Il progetto dell’Università di Bari ha sviluppato e sperimentato radiotraccianti PET che permettono di monitorare e studiare, sin dall’inizio, l’attività e l’evoluzione di questa proteina. Il progetto acquista una particolare rilevanza perché il numero di malati di Alzheimer è in forte crescita ed il fenomeno è strettamente legato all’aumento della durata della vita. Se si riesce a fare una diagnosi precoce si ha più possibilità di intervenire per rallentare la progressione della malattia.
Il progetto annovera sei brevetti internazionali e numerose pubblicazioni scientifiche.

“Suggestioni scientifiche ma anche di grande impatto sulla qualità della vita”.
Così il presidente della Regione Puglia Nichi Vendola ha definito i tre progetti pugliesi vincitori del Premio Nazionale dell’Innovazione, “tre progetti che sono frutto – ha continuato Vendola – non soltanto dell’eccellenza dei gruppi di ricerca e dei ricercatori ma anche del lavoro ostinato che in questi anni la regione Puglia ha fatto perché l’innovazione fosse un sistema. Solo nel 2005 eravamo agli ultimi posti della classifica europea, eravamo tra regioni più arretrate in termini di investimenti per l’occupazione e la ricerca. Oggi invece noi con il lavoro svolto dall’Arti, con la capacità di far nascere nuove imprese e quindi di organizzare spin off e di mettere in rete il mondo accademico, il mondo della ricerca e quello economico, abbiamo accompagnato tanti laboratori ad essere protagonisti di una rete più grande della modernità e dell’incivilimento.

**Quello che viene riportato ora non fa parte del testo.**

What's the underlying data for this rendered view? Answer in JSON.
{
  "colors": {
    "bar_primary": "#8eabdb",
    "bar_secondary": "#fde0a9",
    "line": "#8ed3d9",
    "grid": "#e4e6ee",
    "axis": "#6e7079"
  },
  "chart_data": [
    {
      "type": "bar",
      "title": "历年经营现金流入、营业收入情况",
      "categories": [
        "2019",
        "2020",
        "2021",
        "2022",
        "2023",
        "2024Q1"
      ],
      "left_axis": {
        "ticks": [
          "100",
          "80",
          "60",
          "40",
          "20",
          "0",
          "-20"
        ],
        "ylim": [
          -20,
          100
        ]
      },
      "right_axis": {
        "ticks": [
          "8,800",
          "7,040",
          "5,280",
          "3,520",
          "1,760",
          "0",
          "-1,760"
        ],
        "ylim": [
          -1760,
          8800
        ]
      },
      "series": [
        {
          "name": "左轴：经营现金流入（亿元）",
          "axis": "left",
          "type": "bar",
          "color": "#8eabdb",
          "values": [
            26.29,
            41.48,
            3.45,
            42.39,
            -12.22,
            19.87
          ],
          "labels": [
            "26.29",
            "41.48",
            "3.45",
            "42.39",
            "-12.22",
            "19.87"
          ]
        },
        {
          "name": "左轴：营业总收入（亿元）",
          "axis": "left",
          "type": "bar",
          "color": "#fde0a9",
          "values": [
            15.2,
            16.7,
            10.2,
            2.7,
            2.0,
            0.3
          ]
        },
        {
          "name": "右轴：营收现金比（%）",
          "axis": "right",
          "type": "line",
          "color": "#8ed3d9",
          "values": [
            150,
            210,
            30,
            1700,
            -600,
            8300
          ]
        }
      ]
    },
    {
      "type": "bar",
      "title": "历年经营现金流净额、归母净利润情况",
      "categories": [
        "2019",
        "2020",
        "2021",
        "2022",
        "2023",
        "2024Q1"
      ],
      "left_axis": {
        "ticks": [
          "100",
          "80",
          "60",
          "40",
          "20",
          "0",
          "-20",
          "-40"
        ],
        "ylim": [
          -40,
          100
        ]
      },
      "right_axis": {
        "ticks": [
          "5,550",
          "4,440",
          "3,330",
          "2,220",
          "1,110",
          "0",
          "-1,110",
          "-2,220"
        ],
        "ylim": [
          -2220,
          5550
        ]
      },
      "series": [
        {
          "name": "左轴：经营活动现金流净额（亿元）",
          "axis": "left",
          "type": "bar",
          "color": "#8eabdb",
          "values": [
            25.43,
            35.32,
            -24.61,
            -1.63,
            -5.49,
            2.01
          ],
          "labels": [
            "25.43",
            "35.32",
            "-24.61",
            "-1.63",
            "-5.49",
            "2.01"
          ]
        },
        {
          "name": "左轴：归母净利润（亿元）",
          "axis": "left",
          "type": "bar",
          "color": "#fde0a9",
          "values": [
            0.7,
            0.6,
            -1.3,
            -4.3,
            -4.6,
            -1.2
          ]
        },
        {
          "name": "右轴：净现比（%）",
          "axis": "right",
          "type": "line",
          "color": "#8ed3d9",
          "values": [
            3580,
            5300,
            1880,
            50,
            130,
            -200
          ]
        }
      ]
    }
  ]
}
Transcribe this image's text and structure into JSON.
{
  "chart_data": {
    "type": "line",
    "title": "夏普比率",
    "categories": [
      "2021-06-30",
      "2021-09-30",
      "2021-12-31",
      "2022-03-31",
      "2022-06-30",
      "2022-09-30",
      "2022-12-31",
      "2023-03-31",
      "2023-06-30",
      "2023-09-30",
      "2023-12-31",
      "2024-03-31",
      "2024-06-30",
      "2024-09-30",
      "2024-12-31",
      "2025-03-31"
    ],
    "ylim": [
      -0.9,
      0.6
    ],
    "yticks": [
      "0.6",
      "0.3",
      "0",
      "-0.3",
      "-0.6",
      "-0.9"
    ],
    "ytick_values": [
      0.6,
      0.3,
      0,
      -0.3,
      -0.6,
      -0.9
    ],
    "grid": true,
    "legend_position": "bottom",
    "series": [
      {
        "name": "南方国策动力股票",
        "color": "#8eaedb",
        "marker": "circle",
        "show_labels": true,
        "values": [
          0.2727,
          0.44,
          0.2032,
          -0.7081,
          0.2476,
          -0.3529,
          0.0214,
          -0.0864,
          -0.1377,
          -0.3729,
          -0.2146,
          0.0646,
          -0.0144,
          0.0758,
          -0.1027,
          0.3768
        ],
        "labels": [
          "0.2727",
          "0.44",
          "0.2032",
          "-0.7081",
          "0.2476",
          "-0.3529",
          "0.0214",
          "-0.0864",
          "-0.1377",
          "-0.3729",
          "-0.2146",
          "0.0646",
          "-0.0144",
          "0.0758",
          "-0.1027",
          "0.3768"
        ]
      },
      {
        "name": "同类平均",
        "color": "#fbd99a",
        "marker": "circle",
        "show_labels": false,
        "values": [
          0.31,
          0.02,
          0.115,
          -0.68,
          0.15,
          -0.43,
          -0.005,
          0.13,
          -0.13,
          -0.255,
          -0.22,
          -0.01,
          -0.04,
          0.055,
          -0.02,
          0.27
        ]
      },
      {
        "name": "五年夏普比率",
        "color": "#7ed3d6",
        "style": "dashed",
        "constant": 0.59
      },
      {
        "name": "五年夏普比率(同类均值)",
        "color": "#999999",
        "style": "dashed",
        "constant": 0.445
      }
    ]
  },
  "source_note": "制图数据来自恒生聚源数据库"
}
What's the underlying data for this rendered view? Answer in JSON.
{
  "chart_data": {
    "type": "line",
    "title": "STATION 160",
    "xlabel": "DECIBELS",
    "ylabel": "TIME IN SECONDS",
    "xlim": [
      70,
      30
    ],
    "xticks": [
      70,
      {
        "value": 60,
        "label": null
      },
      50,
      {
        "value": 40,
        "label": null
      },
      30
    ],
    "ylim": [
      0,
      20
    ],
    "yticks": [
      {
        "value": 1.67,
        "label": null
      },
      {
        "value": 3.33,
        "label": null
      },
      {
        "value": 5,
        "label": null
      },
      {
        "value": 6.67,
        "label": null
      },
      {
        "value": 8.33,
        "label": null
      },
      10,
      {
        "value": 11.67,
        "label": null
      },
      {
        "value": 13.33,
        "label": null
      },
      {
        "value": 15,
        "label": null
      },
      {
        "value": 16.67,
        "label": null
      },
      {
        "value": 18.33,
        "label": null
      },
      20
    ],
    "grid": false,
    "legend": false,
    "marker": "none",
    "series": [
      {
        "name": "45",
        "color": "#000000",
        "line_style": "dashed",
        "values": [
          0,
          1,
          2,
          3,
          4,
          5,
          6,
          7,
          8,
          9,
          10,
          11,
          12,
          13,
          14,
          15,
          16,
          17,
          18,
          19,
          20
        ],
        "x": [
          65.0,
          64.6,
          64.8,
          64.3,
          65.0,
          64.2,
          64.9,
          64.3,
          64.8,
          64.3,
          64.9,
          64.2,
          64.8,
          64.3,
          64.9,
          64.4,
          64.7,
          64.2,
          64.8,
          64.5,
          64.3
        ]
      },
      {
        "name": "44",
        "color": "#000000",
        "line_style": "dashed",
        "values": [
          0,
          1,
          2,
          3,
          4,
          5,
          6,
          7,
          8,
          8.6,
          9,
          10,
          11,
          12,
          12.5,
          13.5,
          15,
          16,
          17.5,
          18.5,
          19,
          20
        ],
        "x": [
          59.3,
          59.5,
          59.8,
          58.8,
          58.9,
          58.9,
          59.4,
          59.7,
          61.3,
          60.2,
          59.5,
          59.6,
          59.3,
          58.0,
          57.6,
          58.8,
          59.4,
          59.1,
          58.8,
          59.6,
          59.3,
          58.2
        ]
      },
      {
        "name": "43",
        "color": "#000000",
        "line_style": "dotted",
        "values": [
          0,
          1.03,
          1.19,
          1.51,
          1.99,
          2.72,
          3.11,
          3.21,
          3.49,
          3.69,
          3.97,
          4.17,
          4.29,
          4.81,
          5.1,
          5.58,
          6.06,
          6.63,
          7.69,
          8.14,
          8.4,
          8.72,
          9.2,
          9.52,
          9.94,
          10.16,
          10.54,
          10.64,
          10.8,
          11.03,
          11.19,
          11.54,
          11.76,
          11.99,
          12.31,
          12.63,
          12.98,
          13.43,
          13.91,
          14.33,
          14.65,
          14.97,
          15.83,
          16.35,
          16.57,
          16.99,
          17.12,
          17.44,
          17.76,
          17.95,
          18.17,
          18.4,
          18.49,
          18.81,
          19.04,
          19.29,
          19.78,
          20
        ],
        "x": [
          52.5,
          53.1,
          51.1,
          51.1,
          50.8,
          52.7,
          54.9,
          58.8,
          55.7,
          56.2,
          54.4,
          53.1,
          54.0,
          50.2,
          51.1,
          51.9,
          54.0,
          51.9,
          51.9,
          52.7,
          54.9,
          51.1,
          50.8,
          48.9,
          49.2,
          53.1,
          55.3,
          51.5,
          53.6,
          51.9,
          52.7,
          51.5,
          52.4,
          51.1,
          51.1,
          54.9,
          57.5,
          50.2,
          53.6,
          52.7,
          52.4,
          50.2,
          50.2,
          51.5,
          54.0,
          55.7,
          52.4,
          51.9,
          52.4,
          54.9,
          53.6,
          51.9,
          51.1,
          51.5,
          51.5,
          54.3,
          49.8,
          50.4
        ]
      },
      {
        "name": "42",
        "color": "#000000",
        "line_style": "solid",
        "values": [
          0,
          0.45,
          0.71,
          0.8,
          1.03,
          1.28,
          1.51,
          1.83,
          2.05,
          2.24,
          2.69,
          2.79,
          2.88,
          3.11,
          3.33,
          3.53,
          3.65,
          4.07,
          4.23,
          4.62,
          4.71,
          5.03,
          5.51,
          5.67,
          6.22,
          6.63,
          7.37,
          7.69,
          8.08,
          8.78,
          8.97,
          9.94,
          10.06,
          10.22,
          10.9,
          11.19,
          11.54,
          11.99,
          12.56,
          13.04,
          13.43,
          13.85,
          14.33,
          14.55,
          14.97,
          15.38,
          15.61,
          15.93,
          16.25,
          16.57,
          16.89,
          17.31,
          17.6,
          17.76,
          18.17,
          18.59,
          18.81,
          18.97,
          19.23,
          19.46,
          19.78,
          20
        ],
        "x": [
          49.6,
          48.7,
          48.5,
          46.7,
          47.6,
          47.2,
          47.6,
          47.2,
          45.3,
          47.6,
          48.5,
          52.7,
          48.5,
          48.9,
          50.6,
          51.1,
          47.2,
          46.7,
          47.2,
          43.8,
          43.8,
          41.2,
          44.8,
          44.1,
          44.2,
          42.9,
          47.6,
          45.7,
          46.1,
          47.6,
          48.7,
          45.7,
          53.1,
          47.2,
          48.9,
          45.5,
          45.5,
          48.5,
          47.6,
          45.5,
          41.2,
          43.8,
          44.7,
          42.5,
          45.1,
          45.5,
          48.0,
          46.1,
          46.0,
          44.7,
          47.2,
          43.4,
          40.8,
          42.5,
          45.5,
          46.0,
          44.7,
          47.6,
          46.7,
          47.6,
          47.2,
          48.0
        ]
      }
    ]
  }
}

Se ci fosse un patriottismo regionale e se si dovesse sbandierare la bandiera della regione Puglia, il giorno migliore sarebbe proprio questo, quando cioè la Puglia guadagna risultati di eccellenza nel campo dell’avanzamento tecnologico e scientifico”.

Per la vice presidente e assessore allo Sviluppo economico Loredana Capone “questi risultati sono la prova vera di politiche mirate. Possiamo dire che è stato questo governo regionale con la sua attenzione per la ricerca a spingere e accompagnare i progetti premiati al PNI 2010. Un impegno intenso che da solo però non è sufficiente. Adesso tocca al Governo nazionale fare la sua parte ed è indispensabile che anche le banche e le imprese programmino investimenti nell’innovazione. Sarebbe davvero fondamentale poter realizzare incubatori dove gli scienziati possano concretamente lavorare per gettare le basi del futuro. In un periodo in cui si parla di ripensare ai parametri che determinano un indicatore come il Pil, il peso della ricerca e dell’innovazione deve aumentare perché è questo il parametro del vero cambiamento”.

“Tre compagini pugliesi tra le prime cinque classificate al PNI 2010 – ha aggiunto la presidente dell’ARTI Giuliana Trisorio Liuzzi – sono il frutto di un impegno che parte da lontano. L’Agenzia regionale per l’Innovazione ha gestito questo processo, dando corpo al progetto ILO, un sistema coordinato di azioni a sostegno del trasferimento tecnologico, della nascita e del consolidamento di nuove imprese innovative. Di tale sistema è parte integrante la Start Cup Puglia, organizzata annualmente dall’ARTI dal 2008, che ha lanciato a livello nazionale queste nuove figure di ricercatori/imprenditori”.